(1) Fast glacier flow and bedrock geology. We have been working on the longstanding and unsolved question of how the geologic substrate is related to glacier surging. In an extensive and multidisciplinary field-based study, we examined everything from subglacial chemical weathering to proglacial suspended sediment properties to the grain-scale mineralogy of crushed rock and glacial sediment. We found a stunning correlation between bedrock fracture characteristics and surge propensity, prompting a new hypothesis to explain the local distribution of surge-type glaciers.

(2) Unstable ice-dammed lakes. Outburst floods from glacier-dammed lakes pose a threat to downstream ecosystems, infrastructure and communities.
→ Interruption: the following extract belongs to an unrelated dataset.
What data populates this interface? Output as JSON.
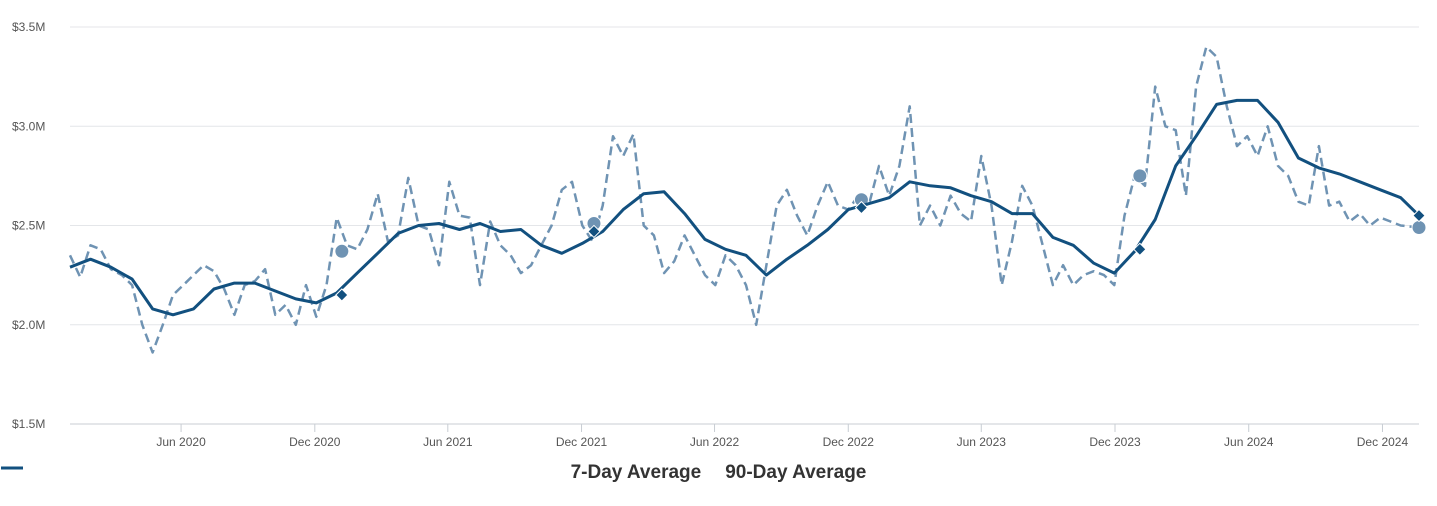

To better understand the interaction between glaciers and freshwater reservoirs, we undertook a process-based study of the largest annually recurring ice-dammed lake in our Yukon study area. Meteorological, hydrological and geophysical data collected over the course of an annual lake filling and drainage cycle revealed that most water is stored in or under the glacier (rather than in the visible lake) and that the lake and ice dam interact in ways that are absent in standard models. This project also facilitated the development of a novel radar system to monitor englacial/subglacial properties.

(3) Measuring and modelling snowfall across glaciers. Glaciers rely on the seasonal accumulation of snow to offset mass lost through summer melt, yet accumulation is notoriously difficult to quantify due to its spatial heterogeneity. Using over 9000 field measurements of snow depth and density, we have investigated key sources of uncertainty in accumulation measurements and analysis and tested different experimental design for snow surveys.   

We also work on Arctic glacier mass balance and dynamics, application of statistical methods in glaciology, glacier and ice-sheet hydrology, subglacial processes, glacier erosion modelling, glacier thermal structure and evolution and glacier-climate interactions.